In short, my question is, is there a fast (i.e. with linear complexity) algorithm to traverse all the faces of a given polyhedron using those three operations? It would be sufficient to get just one half-edge for each half-face within the polyhedron, since traversing it is trivial by repeatedly using $\beta_1$.
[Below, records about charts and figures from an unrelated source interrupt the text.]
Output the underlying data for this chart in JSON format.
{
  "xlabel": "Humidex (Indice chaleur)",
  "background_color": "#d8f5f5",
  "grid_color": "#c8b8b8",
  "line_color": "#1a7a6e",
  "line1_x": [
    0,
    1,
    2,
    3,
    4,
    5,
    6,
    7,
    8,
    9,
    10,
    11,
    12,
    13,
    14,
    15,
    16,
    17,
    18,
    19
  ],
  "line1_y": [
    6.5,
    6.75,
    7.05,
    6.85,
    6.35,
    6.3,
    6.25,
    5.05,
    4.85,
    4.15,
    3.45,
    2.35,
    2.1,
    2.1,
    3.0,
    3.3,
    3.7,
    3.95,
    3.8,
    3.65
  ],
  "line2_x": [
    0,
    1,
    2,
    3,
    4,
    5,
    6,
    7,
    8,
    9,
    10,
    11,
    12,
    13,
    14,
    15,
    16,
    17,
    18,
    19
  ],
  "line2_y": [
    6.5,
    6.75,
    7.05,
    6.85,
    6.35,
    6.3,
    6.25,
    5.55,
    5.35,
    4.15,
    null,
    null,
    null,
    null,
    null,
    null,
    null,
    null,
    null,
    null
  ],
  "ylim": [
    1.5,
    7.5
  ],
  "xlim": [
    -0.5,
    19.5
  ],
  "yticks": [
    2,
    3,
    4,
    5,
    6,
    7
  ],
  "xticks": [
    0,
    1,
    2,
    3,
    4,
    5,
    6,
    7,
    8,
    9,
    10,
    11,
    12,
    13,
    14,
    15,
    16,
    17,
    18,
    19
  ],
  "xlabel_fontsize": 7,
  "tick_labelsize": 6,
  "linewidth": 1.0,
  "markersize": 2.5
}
Until now, it seems my best bet is a graph-search algorithm, which is way too heavy for my needs.

2. Dec 27, 2016

### haruspex

3. Dec 28, 2016

### Estanho

It could be interesting to proof if all polyhedra contain a hamiltonian cycle on its faces. This theorem can be applied to planar graphs, I'm not sure also if every possible polyhedron can have its faces connectivities mapped to a planar graph. I couldn't think of a counter example, though.

4. Dec 28, 2016

### haruspex

Clearly every polyhedron can be flattened out into a planar graph. Just pick one face to be the exterior.
Every 3-connected planar graph can be formed into a polyhedron.

5. Dec 28, 2016

### Estanho

Oh, of course. I guess I missed my geometry classes.
I will try to work this out. Thanks.